131. Scotland recognises that the EU has been a key player in international efforts to secure a global, legally-binding agreement to address climate change; with EU legally-binding renewable energy and energy efficiency targets playing a defining role in stimulating the huge growth in renewable energy, which has seen significant inward investment flows into Scotland. Scotland has a strong record mitigating climate change and delivering clean energy, as well as applying a climate justice approach to tackling the effects of climate change. In 2009, the Scottish Parliament passed what was the most ambitious climate change legislation anywhere in the world at the time, setting targets for reducing emissions by 42% by 2020 and 80% by 2050. We are well on track to meet that 2020 target and, in May 2018, we introduced a new Climate Change Bill to increase our targets in direct response to the Paris Agreement, and maintain our position at the forefront of global ambition. The Bill will give Scotland the most ambitious statutory targets of any country in the world for 2020, 2030 and 2040, and will ensure Scotland is carbon neutral by 2050. Building on our success to date in meeting our electricity needs from renewables, our new Scottish Energy Strategy [60] , published in December 2017, commits us to delivering 50% of all Scotland's energy needs – electricity, heat and transport – from renewables by 2030. We also announced bold new plans for transport in our Programme for Government 2017‑2018 [61] , with a target to end sales of new petrol and diesel cars by 2032 – eight years ahead of the UK Government. Scotland has shown its commitment to international action on climate justice by committing £21 million from 2012-2021 to aid the most vulnerable people across the globe to build resilience to climate change. Future trade agreements should seek to enhance, not hinder, our abilities to deliver these targets and reap the economic benefits of the low carbon transition.

132. Action on Climate Change is just one of the reasons why the Scottish Government is determined to secure a further devolution of powers. But there are a number of other areas where we will seek to protect wider, devolved interests and to continue to promote issues such as social protection and social inclusion. But, to ensure there is no race to the bottom, we also need to ensure that ethical concerns, such as maintaining existing environmental and social protections, form part of future trade arrangements and agreements, and honour our commitment to social democracy. For example, the Scottish Government argued in relation to the Transatlantic Trade and Investment Partnership ( TTIP) - the proposed trade agreement between the EU and the US - that any potential economic benefits should not be at the expense of vital public services, like the NHS, that the right of governments to regulate should be protected, and that trade agreements should not result in any lowering of standards. The Scottish Government has also responded to suggestions that future trade deals might result in a lowering of existing standards in relation to human and employment rights and environmental safeguards, as well as areas such as food safety and consumer confidence, for example by raising concerns in relation to trade deals which could potentially allow the importation of chlorinated chicken or hormone-injected beef. To ensure that Scotland's voice is heard and respected, the Scottish Government and Scottish Parliament must have a guaranteed role in all stages of the formulation, negotiation, agreement and implementation of future trade deals and future trade policy.

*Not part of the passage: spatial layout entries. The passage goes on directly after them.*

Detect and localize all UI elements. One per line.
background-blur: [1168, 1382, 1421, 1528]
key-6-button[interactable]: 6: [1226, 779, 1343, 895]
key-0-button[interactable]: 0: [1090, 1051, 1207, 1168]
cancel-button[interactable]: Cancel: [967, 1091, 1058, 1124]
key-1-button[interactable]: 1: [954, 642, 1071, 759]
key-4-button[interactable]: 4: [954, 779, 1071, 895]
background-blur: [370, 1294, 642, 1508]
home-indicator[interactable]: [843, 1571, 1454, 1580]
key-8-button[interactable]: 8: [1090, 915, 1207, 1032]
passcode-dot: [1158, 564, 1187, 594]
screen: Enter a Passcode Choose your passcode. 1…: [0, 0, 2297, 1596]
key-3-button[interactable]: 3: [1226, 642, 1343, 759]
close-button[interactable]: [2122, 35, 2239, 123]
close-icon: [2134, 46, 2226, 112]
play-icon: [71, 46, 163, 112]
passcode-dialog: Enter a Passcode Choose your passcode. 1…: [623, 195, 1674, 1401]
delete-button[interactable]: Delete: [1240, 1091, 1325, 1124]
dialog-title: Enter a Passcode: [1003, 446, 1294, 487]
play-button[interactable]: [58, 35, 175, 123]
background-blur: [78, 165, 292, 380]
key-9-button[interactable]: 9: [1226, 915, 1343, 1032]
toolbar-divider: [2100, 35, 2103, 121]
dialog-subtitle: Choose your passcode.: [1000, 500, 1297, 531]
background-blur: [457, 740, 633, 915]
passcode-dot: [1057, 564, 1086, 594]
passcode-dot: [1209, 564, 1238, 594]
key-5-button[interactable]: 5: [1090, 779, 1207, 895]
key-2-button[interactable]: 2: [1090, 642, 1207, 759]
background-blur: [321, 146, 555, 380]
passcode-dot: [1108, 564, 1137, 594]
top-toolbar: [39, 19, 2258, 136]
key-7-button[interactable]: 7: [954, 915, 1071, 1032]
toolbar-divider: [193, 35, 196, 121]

133. If the next generation of free trade agreements - with CETA as a model - continues the trend to more comprehensive and wide ranging coverage, the ambit of those agreements will stray more and more into areas of (largely) devolved responsibility, or where Scotland might take a distinctly different approach. That will inevitably increase the need for Scotland to have more of a say in shaping future arrangements, not least in order that we can protect and develop those areas where Scotland leads the way.